Cinco anos e 10 meses depois de ter atropelado 17 pessoas na Cidade Baixa, em Porto Alegre, o bancário Ricardo Neis chegou a júri popular nesta quarta-feira (23). No início da noite de 25 de fevereiro de 2011, 150 pessoas participavam de um passeio convocado pela Massa Crítica, quando Neis jogou o carro sobre os ciclistas. O caso que inicialmente o acusava por 17 tentativas de homicídio foi revertido pela defesa para 11 tentativas e 5 casos de lesão corporal dolosa – quando há intenção por parte do réu.

Neis chegou a ter prisão preventiva decretada poucos dias após o atropelamento coletivo. Um mês depois ele foi liberado para responder ao processo em liberdade. Na mesma época, ele teve a carteira de motorista suspensa e segue até hoje impedido de dirigir. O caso foi passado para o Tribunal do Júri – que julga crimes contra a vida – ainda em 2012.

23/11/2016 - PORTO ALEGRE, RS - Julgamento do Ricardo Neis, na 1ª Vara do Júri da Capital. Foto: Maia Rubim/Sul21
Julgamento do Ricardo Neis, na 1ª Vara do Júri da Capital.
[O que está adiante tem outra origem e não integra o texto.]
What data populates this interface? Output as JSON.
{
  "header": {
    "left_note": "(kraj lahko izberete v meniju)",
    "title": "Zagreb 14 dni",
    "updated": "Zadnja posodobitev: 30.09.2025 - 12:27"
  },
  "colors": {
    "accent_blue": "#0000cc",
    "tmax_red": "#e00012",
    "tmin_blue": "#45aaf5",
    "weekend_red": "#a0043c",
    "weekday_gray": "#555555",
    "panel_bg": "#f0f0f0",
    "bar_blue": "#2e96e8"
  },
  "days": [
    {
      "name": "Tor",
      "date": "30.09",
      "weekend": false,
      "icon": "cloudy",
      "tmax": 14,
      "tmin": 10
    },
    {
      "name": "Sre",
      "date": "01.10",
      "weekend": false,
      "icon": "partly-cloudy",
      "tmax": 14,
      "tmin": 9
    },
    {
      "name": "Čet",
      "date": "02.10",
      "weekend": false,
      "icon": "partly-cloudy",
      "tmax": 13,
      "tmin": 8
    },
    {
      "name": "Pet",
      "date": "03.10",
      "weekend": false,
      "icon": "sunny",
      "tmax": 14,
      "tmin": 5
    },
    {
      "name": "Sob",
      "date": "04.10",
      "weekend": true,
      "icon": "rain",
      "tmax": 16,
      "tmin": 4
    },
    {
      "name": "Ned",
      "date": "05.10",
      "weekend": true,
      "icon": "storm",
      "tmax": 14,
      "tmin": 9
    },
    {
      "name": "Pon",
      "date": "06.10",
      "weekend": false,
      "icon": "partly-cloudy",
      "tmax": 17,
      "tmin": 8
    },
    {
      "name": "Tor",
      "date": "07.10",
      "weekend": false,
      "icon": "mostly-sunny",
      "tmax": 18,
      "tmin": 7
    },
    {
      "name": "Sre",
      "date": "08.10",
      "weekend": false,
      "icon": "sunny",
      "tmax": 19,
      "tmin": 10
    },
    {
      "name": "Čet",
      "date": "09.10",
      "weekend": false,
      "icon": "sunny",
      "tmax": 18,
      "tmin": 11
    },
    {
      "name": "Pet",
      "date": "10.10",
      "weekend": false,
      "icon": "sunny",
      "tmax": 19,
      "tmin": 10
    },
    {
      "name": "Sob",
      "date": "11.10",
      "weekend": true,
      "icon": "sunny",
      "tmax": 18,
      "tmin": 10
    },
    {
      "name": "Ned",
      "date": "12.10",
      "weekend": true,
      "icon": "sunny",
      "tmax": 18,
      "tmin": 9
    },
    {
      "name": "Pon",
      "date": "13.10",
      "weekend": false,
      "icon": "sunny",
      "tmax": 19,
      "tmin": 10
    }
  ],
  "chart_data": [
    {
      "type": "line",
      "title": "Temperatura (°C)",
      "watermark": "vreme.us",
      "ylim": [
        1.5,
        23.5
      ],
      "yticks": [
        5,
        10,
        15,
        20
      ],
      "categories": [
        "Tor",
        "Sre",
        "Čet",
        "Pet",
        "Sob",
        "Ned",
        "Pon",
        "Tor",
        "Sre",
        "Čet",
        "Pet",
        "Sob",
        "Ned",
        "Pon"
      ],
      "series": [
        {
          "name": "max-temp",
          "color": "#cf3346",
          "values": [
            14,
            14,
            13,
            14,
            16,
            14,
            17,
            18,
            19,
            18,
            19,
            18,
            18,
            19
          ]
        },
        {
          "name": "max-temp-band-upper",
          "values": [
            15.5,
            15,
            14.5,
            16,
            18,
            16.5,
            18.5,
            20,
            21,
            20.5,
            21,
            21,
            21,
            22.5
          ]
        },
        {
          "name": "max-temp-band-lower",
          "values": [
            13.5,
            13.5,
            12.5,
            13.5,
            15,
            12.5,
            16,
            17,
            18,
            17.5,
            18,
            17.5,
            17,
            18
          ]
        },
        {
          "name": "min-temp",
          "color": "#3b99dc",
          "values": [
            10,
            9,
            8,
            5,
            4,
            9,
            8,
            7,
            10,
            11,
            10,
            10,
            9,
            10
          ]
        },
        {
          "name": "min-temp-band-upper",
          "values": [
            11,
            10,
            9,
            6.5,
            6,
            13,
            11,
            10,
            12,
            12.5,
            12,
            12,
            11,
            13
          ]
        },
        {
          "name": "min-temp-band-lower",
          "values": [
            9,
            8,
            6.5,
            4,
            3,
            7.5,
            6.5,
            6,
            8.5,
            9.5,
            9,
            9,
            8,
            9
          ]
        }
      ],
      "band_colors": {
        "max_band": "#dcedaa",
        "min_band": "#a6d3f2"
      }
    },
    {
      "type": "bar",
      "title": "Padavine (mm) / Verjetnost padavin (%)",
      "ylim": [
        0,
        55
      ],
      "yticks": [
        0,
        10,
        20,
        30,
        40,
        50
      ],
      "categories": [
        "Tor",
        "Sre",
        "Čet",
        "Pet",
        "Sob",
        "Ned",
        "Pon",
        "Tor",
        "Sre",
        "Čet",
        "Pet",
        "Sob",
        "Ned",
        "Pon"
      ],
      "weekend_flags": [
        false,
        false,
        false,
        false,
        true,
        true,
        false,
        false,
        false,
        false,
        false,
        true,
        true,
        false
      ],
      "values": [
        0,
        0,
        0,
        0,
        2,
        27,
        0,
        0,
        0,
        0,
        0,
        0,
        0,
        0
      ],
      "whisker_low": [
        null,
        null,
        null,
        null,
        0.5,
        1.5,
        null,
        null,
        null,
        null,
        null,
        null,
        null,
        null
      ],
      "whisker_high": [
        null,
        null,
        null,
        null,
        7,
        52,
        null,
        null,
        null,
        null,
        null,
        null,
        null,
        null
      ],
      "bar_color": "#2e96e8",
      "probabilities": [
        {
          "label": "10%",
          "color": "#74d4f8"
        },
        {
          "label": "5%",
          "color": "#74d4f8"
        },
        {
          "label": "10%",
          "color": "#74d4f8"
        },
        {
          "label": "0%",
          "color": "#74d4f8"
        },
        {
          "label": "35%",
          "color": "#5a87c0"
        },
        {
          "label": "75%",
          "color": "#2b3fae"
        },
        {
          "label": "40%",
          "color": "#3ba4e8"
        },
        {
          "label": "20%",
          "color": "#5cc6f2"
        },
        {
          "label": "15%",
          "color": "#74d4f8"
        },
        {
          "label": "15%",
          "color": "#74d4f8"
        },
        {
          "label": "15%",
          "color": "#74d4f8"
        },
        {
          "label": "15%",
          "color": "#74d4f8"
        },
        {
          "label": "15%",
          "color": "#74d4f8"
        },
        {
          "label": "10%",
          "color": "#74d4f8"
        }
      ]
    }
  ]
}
Foto: Maia Rubim/Sul21

Eduardo Iglesias foi a primeira testemunha ouvida nesta manhã. No vídeo que mostra o momento do atropelamento em massa, Eduardo é o ciclista que aparece sobre o capô do carro de Neis, sendo carregado por alguns metros. Em depoimento, Eduardo disse que estava atrasado para o encontro e que viu Neis no caminho já “nervoso”. Segundo ele, o bancário estava com a cabeça para fora da janela do carro xingando os ciclistas: “Ele dizia bando de filho da puta, vagabundos, que ele tinha o direito de passar e nós não tínhamos o direito de trancar o trânsito”.

O ciclista disse que comentou com companheiros da Massa Crítica que havia “um cara exaltado lá atrás”, mas que a resistência de alguns motoristas diante da passagem das bicicletas era algo já conhecido por eles. Poucos minutos depois, ele ouviu o “estouro” e se viu em cima do para-brisa do carro. Segundo Eduardo, o tempo em que ficou sobre o capô e antes de perder a consciência, foi o suficiente para ele notar que o motor estava sendo acelerado pelo motorista.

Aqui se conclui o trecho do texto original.